Blu (voice of Jesse Eisenberg) is a rare blue macaw captured as a tiny chick by smugglers in Brazil. His crate falls from a truck in snowy Minnesota (identified onscreen simply as “Not Rio”) and is rescued by a girl named Linda. He grows up blissfully domesticated and never bothers to learn to fly. Everything he wants is within reach. He brings Linda (Leslie Mann) her glasses when she wakes up, and she makes sure he has just the right number of marshmallows in his hot chocolate. As he explains, he is not a pet; he is a companion. Linda insists he is her best friend.
They are visited by an ornithologist named Tulio (Rodrigo Santoro), who tells Linda there is just one last surviving female blue macaw: Jewel (Anne Hathaway). Unless they mate, it will be the end of their species. Linda reluctantly agrees to take Blu to Brazil. But smugglers show up again to steal Blu and Jewel. Blu has to learn some survival skills and make some new friends to find his way back to Linda.
Brazilian-born director Carlos Saldanha (director of the “Ice Age” films and co-director of the underrated “Robots”) takes evident pride and delight in bringing his homeland to the screen, taking full advantage of 3-D CGI so that we can swoop around the iconic Christ the Redeemer statue atop the Corcovado mountain and hang-glide over miles of beaches.
He has fun with Brazilian culture, too. When Carnival revelers cross in front of their car, Linda asks Tulio if a woman in a gold-spangled costume is a performer. “No,” he replies, “she’s my dentist.” As the woman in the spangles happily runs off to the celebration, she reminds Tulio to floss. And Blu provides a critique of samba music that will sound familiar to its fans.
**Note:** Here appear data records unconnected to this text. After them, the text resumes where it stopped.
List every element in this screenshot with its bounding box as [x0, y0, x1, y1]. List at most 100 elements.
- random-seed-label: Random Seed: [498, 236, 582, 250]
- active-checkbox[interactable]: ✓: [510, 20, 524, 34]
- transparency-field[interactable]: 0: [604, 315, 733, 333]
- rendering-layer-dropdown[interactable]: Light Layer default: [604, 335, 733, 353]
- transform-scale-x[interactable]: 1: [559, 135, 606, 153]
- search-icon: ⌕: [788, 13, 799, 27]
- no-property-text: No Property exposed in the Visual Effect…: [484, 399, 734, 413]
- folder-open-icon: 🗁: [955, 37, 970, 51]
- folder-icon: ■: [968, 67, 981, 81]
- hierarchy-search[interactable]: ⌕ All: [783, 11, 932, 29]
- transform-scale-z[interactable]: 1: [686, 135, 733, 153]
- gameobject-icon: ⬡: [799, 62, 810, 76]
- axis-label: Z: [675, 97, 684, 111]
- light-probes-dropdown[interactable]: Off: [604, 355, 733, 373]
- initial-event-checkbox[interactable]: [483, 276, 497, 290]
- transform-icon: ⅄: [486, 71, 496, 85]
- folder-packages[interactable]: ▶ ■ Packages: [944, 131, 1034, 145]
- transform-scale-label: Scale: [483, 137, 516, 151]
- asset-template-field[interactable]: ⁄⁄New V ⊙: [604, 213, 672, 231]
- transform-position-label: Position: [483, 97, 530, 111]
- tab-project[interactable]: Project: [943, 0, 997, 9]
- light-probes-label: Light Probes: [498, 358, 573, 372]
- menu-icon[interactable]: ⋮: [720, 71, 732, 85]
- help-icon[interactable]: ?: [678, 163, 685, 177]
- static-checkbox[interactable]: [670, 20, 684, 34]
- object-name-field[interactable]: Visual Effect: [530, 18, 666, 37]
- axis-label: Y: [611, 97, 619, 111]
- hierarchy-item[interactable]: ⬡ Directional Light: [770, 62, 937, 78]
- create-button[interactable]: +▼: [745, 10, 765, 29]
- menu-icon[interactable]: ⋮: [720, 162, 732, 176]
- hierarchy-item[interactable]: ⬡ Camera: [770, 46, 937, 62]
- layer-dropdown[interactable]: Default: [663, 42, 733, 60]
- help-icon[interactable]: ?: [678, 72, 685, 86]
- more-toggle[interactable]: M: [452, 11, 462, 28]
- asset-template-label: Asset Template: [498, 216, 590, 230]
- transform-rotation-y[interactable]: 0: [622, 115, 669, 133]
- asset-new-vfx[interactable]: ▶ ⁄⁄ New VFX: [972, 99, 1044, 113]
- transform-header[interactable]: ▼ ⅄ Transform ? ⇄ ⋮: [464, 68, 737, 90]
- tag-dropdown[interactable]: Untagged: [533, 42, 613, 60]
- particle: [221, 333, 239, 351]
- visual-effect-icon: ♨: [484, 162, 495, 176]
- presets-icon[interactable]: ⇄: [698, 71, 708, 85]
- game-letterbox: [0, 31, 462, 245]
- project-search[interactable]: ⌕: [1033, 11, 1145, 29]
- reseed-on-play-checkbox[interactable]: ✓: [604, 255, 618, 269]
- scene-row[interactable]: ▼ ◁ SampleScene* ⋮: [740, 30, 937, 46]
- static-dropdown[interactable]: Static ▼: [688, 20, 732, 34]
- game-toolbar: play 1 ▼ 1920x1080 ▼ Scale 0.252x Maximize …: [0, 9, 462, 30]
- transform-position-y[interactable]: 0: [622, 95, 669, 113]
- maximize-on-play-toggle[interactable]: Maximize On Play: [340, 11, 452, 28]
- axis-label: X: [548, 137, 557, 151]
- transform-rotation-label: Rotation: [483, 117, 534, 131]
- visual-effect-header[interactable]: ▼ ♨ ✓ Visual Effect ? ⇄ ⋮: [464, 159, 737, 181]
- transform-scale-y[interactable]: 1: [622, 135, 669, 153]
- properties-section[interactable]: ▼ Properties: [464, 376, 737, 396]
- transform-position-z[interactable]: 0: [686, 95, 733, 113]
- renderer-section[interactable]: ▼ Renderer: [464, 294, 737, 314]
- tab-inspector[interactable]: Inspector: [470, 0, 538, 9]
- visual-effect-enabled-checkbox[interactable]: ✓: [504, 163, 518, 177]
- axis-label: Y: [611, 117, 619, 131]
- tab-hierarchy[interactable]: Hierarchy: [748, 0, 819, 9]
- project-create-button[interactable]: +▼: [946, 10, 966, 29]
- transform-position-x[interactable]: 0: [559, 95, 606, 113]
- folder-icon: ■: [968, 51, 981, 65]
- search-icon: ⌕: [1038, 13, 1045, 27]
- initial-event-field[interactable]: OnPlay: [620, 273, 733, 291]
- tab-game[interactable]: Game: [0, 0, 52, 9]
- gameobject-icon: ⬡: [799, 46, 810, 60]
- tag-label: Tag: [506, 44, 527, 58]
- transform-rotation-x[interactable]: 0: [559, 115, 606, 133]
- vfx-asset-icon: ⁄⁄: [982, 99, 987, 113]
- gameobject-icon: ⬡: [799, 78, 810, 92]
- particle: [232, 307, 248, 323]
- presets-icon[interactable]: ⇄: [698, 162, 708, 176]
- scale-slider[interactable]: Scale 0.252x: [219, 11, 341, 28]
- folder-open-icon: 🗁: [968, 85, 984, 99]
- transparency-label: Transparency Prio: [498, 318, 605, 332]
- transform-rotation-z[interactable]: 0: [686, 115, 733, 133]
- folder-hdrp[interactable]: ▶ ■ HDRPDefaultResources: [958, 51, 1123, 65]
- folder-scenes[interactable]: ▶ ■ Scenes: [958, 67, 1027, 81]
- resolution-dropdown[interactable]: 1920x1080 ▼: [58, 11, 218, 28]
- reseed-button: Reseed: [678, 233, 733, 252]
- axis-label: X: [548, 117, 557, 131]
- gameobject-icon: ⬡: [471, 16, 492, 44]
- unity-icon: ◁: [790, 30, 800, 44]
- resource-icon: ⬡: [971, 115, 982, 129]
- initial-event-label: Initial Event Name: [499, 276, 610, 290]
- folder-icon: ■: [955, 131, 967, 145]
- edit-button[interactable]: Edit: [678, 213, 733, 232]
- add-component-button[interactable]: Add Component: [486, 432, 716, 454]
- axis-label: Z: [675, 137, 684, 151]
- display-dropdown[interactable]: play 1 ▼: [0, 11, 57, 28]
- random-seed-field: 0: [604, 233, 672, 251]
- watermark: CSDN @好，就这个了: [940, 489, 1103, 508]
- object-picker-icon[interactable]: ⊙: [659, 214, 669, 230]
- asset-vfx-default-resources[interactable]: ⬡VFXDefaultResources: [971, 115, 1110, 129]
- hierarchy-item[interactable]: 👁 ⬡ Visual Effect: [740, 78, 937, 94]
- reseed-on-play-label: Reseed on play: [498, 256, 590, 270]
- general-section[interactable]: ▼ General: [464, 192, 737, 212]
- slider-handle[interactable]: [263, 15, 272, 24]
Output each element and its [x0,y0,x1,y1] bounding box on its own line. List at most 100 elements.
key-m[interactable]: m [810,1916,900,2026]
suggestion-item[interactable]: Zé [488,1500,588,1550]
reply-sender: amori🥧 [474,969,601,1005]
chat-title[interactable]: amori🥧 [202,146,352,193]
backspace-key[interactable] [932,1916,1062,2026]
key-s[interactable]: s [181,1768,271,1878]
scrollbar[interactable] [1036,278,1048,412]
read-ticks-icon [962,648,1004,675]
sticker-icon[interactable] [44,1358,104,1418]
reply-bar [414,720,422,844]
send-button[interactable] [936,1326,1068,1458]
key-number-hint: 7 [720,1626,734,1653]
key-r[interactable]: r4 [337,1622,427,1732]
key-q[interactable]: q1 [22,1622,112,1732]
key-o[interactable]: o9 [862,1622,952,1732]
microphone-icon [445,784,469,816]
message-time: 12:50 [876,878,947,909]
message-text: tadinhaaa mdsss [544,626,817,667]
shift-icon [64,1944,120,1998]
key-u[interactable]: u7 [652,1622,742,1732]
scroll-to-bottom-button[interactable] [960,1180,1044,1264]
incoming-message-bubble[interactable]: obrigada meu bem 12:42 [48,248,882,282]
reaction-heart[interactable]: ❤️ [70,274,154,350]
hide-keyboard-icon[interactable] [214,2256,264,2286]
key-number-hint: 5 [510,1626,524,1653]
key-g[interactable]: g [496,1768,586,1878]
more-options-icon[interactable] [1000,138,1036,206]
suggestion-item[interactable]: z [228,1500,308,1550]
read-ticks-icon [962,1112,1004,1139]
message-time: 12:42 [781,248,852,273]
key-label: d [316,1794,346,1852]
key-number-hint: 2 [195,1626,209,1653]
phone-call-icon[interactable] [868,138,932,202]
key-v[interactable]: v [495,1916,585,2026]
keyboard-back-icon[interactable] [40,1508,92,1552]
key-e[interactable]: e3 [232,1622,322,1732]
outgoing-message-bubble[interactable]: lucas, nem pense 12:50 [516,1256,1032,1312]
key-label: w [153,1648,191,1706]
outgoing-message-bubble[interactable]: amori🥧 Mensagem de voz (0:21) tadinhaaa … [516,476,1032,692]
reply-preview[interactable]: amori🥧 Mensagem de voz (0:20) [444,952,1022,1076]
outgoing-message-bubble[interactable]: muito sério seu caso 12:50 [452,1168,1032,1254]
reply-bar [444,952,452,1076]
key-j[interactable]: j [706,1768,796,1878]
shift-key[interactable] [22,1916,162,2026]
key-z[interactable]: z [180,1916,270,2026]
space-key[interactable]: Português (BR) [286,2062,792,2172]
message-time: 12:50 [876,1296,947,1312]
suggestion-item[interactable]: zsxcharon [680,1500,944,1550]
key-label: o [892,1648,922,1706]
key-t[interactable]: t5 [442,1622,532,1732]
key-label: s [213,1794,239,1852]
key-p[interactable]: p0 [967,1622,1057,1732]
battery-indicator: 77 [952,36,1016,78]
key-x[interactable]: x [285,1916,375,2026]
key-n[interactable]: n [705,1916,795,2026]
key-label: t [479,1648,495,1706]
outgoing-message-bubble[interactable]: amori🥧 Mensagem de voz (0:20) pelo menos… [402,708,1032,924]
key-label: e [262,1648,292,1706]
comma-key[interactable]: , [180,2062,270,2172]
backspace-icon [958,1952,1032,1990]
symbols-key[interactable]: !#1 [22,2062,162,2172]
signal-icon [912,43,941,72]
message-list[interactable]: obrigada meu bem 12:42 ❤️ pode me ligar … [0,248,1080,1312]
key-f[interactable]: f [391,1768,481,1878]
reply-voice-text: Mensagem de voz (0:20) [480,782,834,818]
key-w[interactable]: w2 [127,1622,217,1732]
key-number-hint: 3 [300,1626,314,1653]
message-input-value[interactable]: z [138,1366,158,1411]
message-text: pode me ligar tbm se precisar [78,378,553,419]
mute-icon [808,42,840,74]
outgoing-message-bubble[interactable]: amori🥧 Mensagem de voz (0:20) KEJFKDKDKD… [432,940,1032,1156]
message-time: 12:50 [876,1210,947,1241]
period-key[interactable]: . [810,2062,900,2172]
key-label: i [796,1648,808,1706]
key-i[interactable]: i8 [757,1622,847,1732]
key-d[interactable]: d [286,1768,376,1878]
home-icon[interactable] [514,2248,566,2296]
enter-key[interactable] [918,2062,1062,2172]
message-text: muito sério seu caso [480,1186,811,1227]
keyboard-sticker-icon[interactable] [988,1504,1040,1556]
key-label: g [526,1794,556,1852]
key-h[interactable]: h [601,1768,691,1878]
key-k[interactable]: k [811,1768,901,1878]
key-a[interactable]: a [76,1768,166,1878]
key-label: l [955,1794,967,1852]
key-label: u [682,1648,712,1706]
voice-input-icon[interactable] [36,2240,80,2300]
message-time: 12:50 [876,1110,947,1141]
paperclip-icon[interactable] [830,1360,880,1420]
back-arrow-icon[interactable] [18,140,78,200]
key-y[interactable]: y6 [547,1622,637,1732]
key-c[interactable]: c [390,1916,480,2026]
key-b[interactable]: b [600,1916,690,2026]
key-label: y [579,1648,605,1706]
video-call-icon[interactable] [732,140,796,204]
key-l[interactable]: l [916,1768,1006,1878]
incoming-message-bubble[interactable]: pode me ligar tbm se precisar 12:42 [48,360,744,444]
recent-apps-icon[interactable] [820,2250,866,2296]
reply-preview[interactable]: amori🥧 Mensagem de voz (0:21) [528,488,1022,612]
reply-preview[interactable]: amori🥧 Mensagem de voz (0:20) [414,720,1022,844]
Eisenberg’s tremulous voice is just right for Blu, giving him a neurotic, urban, understated wit. “You know how people say ‘It’s a jungle out there?’” he complains to Jewel when they find themselves in the middle of a rainforest. “Not a good thing.” He gets strong support from Tracy Morgan as a bulldog, George Lopez as a toucan, and will.i.am and Jamie Foxx as friendly birds.
But the star of the show in every respect is a cockatoo named Nigel (Jemaine Clement of HBO’s “Flight of the Conchords”), one of the most masterfully animated characters in movie history. Blue Sky Studios created a remarkable bird villain named Vlad three years ago in “Horton Hears a Who.” It was a daunting challenge to animate the infinite complexities of dozens of wing joints and thousands of feathers, but Vlad was onscreen only briefly. Here the animators take what they learned from Vlad much further. Nigel is a key figure with an even more complicated structure, at once menacing and shambling, who sings, dances, menaces and fights, all in character. The algorithms necessary for what can only be called Nigel’s performance could probably have programmed a moon shot, and yet he seems completely natural and fluidly expressive. Clement’s voice work is a perfect match, and Nigel’s musical tribute to his own villainy is pure pleasure.
Saldanha is at his best when dozens of characters are onscreen. Whether they are dancing or fighting, they are colorful, joyous and meticulously choreographed. A battle between the birds and the monkeys is exciting and funny, and the opening dance number is a kaleidoscopic treat. The climax, in the middle of a Carnival parade with massive floats and crowds of thousands, is brilliantly imagined. Blu spends most of the movie trying to get off the ground, but with Nigel and these big, showy scenes, Saldanha makes the movie soar.
Nell Minow is the film critic for the site beliefnet.com.